Guaranteeing the identity of a signatory to give legal value to electronic documents is at the heart of today's issues. The electronic signature has become an essential element in the digital transformation, but it is the identity of the signatory that will be the basis of digital trust.
Defining the value of an identity
Vomentally or unintentionally, everyone is leaving more and more traces of themselves on the internet, via social networks or through connected objects. These traces characterize us, they reflect who we are, reveal our way of life and reveal how others perceive us.
These sources of information allow anyone to get to know us better, or even to get to know us "too much" by often intruding into our intimacy. On the other hand, they do not allow us to certify "who" we are. Indeed, in the legal sense, identity is a regalian subject. The State is ultimately the guarantor of our identity, whether we are a natural or a legal person. The value of a digital identity is thus carried by the strength of the link between this regalian identity, materialized by our identity papers and its digital equivalent: the electronic certificate.
Regulatory constraints focused on identity control
Geopolitical events and the penetration of digital technology in our lives are increasing and increasing the impact of already existing risks such as money laundering, large-scale fraud, terrorism and massive identity theft. In response to this, new regulations have been imposed on economic players, some with the aim of strengthening controls: Know Your Customer (KYC), Anti-Money Laundering (AML) and others to protect consumers: the duty to advise and the European Data Protection Regulation.
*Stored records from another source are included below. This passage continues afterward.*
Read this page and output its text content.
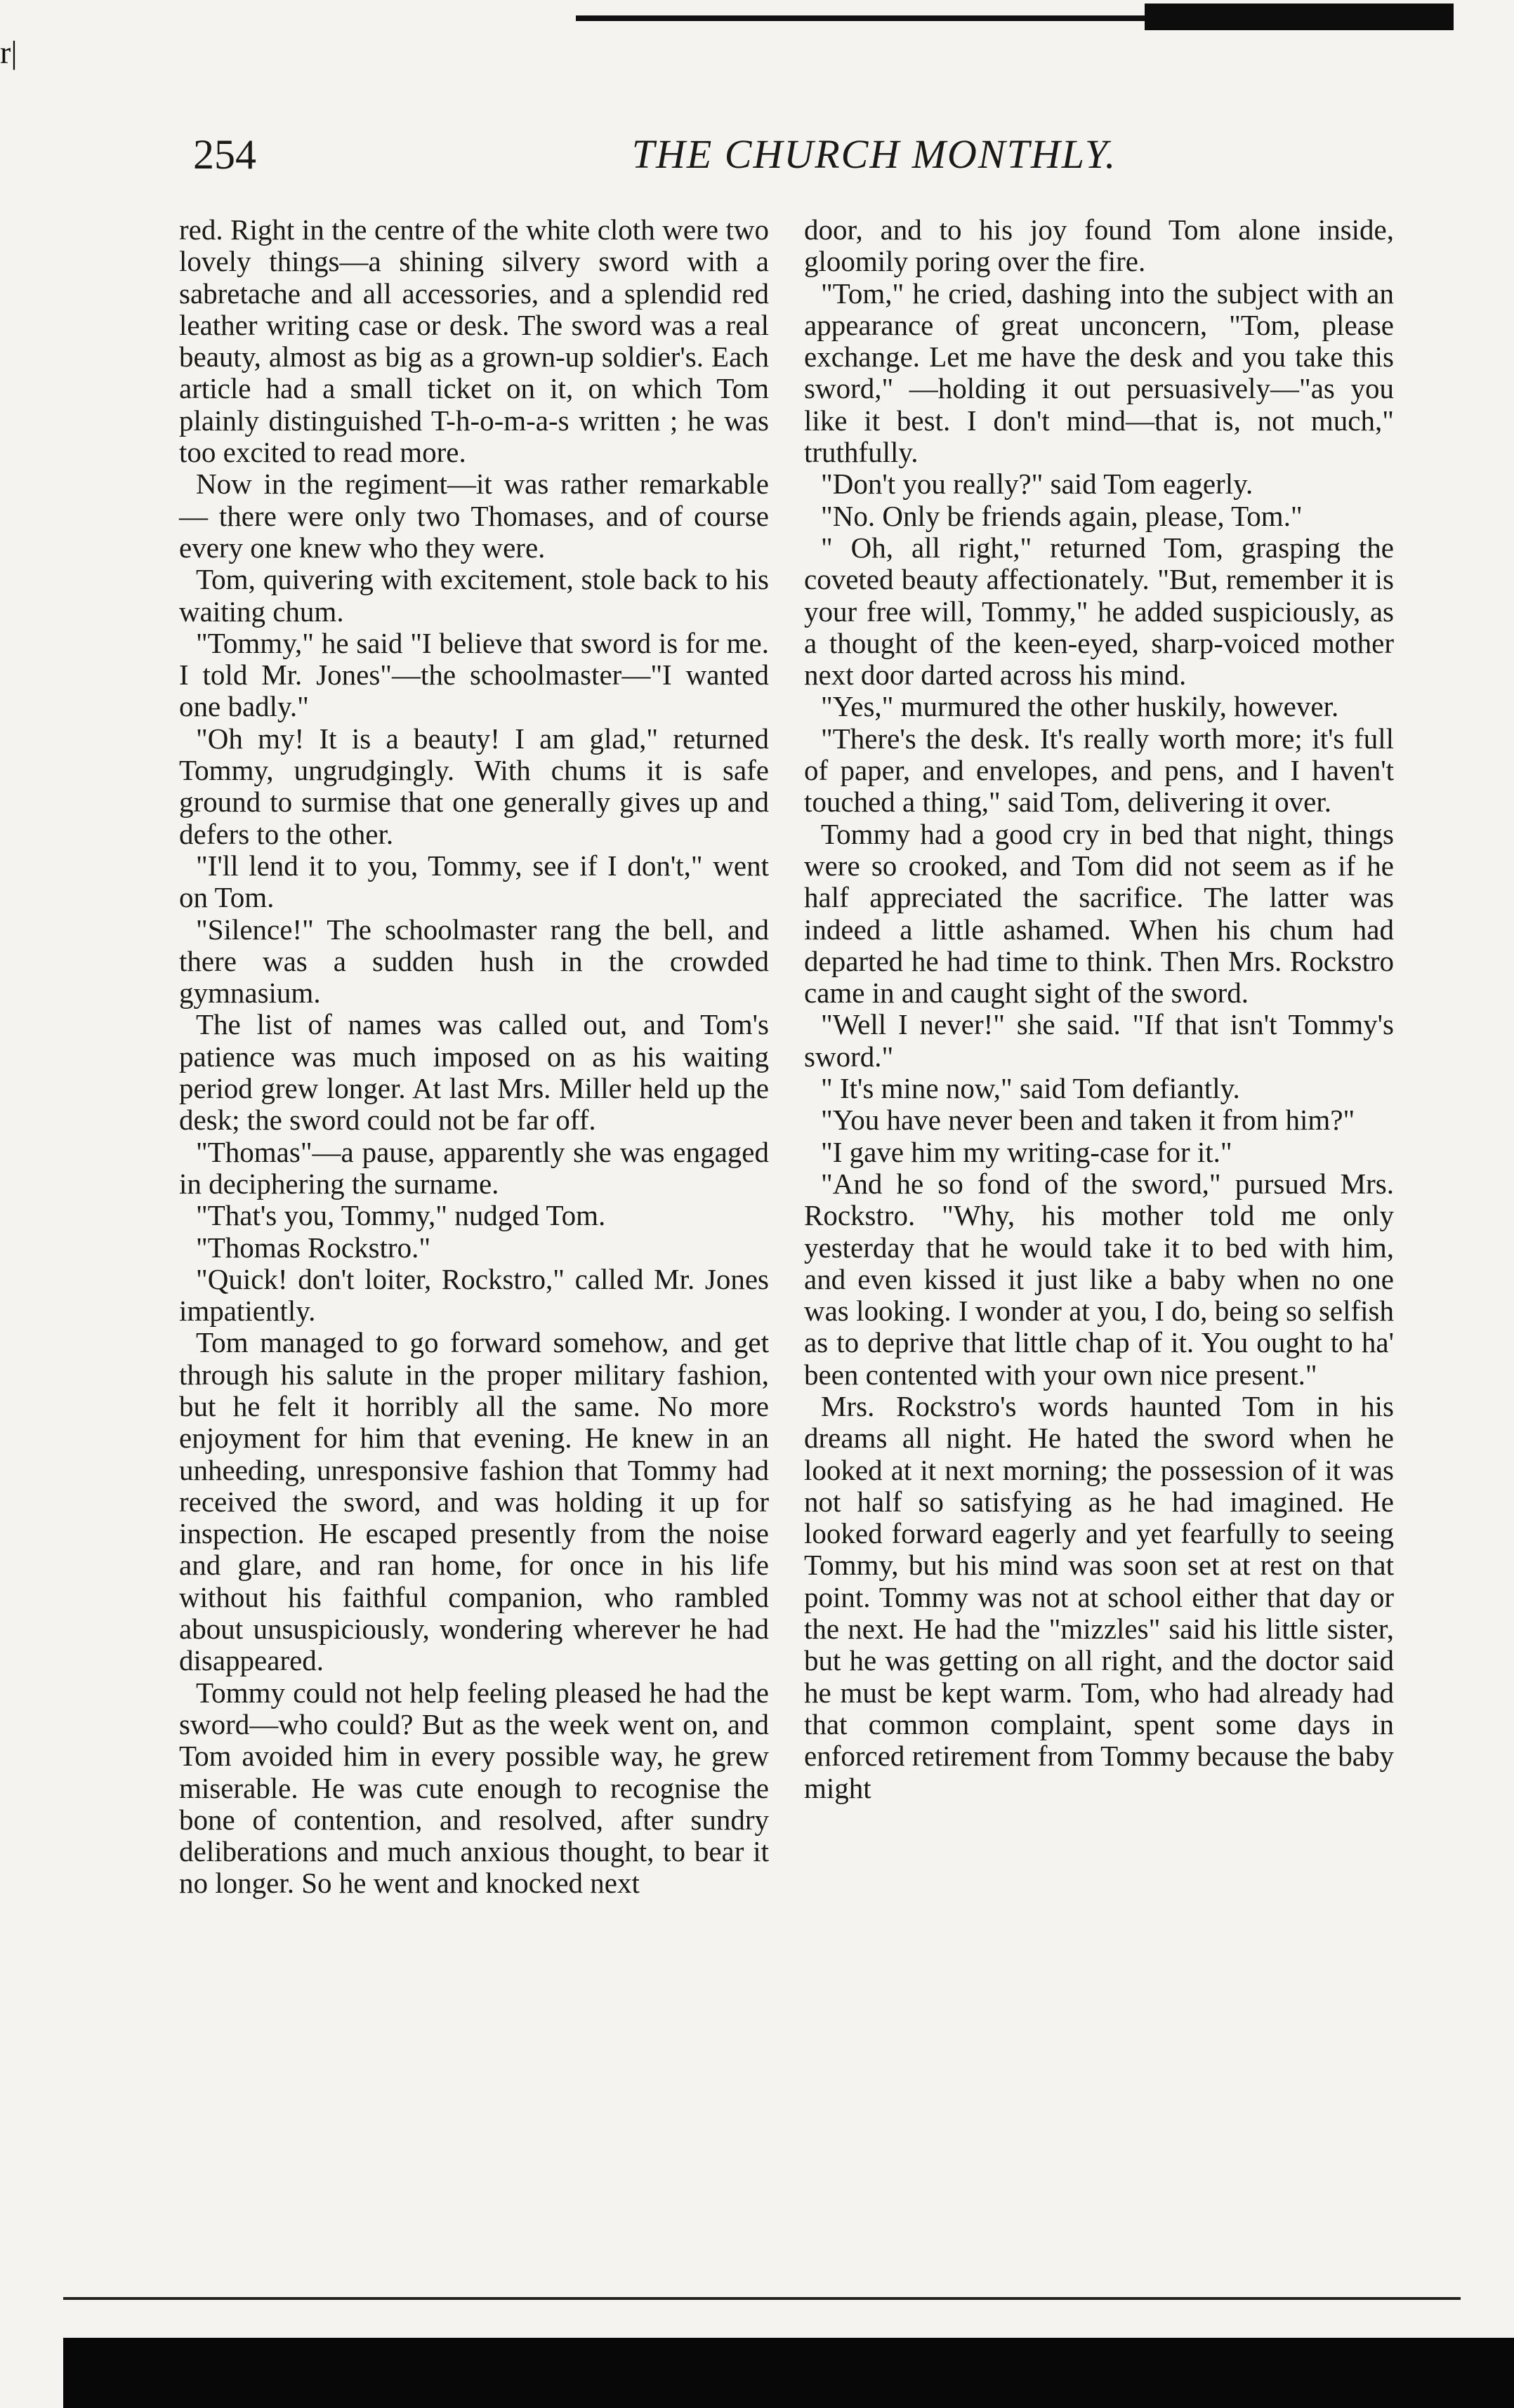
r|
254	THE CHURCH MONTHLY.

red. Right in the centre of the white cloth were two lovely things—a shining silvery sword with a sabretache and all accessories, and a splendid red leather writing case or desk. The sword was a real beauty, almost as big as a grown-up soldier's. Each article had a small ticket on it, on which Tom plainly distinguished T-h-o-m-a-s written ; he was too excited to read more.

Now in the regiment—it was rather remarkable — there were only two Thomases, and of course every one knew who they were.

Tom, quivering with excitement, stole back to his waiting chum.

"Tommy," he said "I believe that sword is for me. I told Mr. Jones"—the schoolmaster—"I wanted one badly."

"Oh my! It is a beauty! I am glad," returned Tommy, ungrudgingly. With chums it is safe ground to surmise that one generally gives up and defers to the other.

"I'll lend it to you, Tommy, see if I don't," went on Tom.

"Silence!" The schoolmaster rang the bell, and there was a sudden hush in the crowded gymnasium.

The list of names was called out, and Tom's patience was much imposed on as his waiting period grew longer. At last Mrs. Miller held up the desk; the sword could not be far off.

"Thomas"—a pause, apparently she was engaged in deciphering the surname.

"That's you, Tommy," nudged Tom.

"Thomas Rockstro."

"Quick! don't loiter, Rockstro," called Mr. Jones impatiently.

Tom managed to go forward somehow, and get through his salute in the proper military fashion, but he felt it horribly all the same. No more enjoyment for him that evening. He knew in an unheeding, unresponsive fashion that Tommy had received the sword, and was holding it up for inspection. He escaped presently from the noise and glare, and ran home, for once in his life without his faithful companion, who rambled about unsuspiciously, wondering wherever he had disappeared.

Tommy could not help feeling pleased he had the sword—who could? But as the week went on, and Tom avoided him in every possible way, he grew miserable. He was cute enough to recognise the bone of contention, and resolved, after sundry deliberations and much anxious thought, to bear it no longer. So he went and knocked next

door, and to his joy found Tom alone inside, gloomily poring over the fire.

"Tom," he cried, dashing into the subject with an appearance of great unconcern, "Tom, please exchange. Let me have the desk and you take this sword," —holding it out persuasively—"as you like it best. I don't mind—that is, not much," truthfully.

"Don't you really?" said Tom eagerly.

"No. Only be friends again, please, Tom."

" Oh, all right," returned Tom, grasping the coveted beauty affectionately. "But, remember it is your free will, Tommy," he added suspiciously, as a thought of the keen-eyed, sharp-voiced mother next door darted across his mind.

"Yes," murmured the other huskily, however.

"There's the desk. It's really worth more; it's full of paper, and envelopes, and pens, and I haven't touched a thing," said Tom, delivering it over.

Tommy had a good cry in bed that night, things were so crooked, and Tom did not seem as if he half appreciated the sacrifice. The latter was indeed a little ashamed. When his chum had departed he had time to think. Then Mrs. Rockstro came in and caught sight of the sword.

"Well I never!" she said. "If that isn't Tommy's sword."

" It's mine now," said Tom defiantly.

"You have never been and taken it from him?"

"I gave him my writing-case for it."

"And he so fond of the sword," pursued Mrs. Rockstro. "Why, his mother told me only yesterday that he would take it to bed with him, and even kissed it just like a baby when no one was looking. I wonder at you, I do, being so selfish as to deprive that little chap of it. You ought to ha' been contented with your own nice present."

Mrs. Rockstro's words haunted Tom in his dreams all night. He hated the sword when he looked at it next morning; the possession of it was not half so satisfying as he had imagined. He looked forward eagerly and yet fearfully to seeing Tommy, but his mind was soon set at rest on that point. Tommy was not at school either that day or the next. He had the "mizzles" said his little sister, but he was getting on all right, and the doctor said he must be kept warm. Tom, who had already had that common complaint, spent some days in enforced retirement from Tommy because the baby might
For companies, these regulations result in a systematic and more thorough control of their customers' information, leading to a more complex relationship and significant costs. In particular, identity control is one of the most cumbersome and frequent steps; this step alone is worth billions of euros.
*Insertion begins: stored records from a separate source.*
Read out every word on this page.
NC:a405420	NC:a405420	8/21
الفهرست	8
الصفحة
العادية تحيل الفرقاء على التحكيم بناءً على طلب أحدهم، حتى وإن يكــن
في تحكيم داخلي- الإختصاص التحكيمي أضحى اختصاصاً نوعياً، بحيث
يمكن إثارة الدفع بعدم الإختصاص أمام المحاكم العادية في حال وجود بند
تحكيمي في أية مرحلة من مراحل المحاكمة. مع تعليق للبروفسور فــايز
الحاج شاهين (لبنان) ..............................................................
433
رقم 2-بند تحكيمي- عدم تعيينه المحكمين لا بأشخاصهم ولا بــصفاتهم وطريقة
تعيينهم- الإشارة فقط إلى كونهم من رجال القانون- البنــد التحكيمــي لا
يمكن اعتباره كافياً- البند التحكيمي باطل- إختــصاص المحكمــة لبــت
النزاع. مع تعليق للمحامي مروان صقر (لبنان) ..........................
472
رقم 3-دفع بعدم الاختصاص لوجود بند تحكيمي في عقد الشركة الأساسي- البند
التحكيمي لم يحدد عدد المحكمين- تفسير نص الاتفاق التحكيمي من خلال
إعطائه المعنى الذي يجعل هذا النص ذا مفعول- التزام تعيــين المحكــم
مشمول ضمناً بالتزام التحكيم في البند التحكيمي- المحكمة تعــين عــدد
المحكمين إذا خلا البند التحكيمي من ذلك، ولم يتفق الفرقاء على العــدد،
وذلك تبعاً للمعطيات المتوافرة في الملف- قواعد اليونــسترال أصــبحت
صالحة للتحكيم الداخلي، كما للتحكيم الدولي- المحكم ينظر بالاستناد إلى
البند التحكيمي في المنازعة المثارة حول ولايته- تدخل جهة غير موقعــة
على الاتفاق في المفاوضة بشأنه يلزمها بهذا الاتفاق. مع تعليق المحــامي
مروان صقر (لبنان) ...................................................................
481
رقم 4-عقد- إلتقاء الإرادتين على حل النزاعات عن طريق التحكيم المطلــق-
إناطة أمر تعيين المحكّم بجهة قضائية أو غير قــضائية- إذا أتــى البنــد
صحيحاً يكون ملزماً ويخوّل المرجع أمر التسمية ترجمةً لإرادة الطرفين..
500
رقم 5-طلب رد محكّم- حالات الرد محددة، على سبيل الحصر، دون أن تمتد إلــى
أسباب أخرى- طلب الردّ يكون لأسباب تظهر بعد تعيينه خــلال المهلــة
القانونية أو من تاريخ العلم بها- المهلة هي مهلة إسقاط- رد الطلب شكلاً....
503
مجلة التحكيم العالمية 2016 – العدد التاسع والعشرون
eIDAS, between the European example and economic opportunities
The eIDAS Regulation, in application since 1 July 2016, establishes a European framework for electronic identification and trust services. From now on, the rules defining digital identity are clear and recognised between the Member States of the European Union.
At the heart of this system are, of course, the public bodies, but also the Trusted Service Providers (TSPs) who are qualified to guarantee the quality of personal data and their processing. They also facilitate the deployment of digital identities while giving them legal value. PSCo's are ideally placed to offer economic operators trusted services that significantly reduce the cost of controls while simplifying and securing the digital relationship.
On this theme of Digital Confidence, Europe is well ahead of the other regions of the world. They are watching us closely and the eIDAS regulation will probably serve as a model for them. The chances are that eIDAS will become the standard, enabling European companies to comply with regulations around the world at a lower cost. This is a major advantage in a globalised market.
Trusted Service Providers, the "RegTech" that have been offering solutions for a long time
European PSCo's also have a great card to play to become world leaders in digital trust. Those of them who have been offering advanced electronic signature solutions (involving checking the signatory's identity document in order to issue a digital certificate) for several years have acquired a strong and rewarding experience. However few in number, they now have a considerable lead to conquer this new market, which is part of the "RegTech" movement.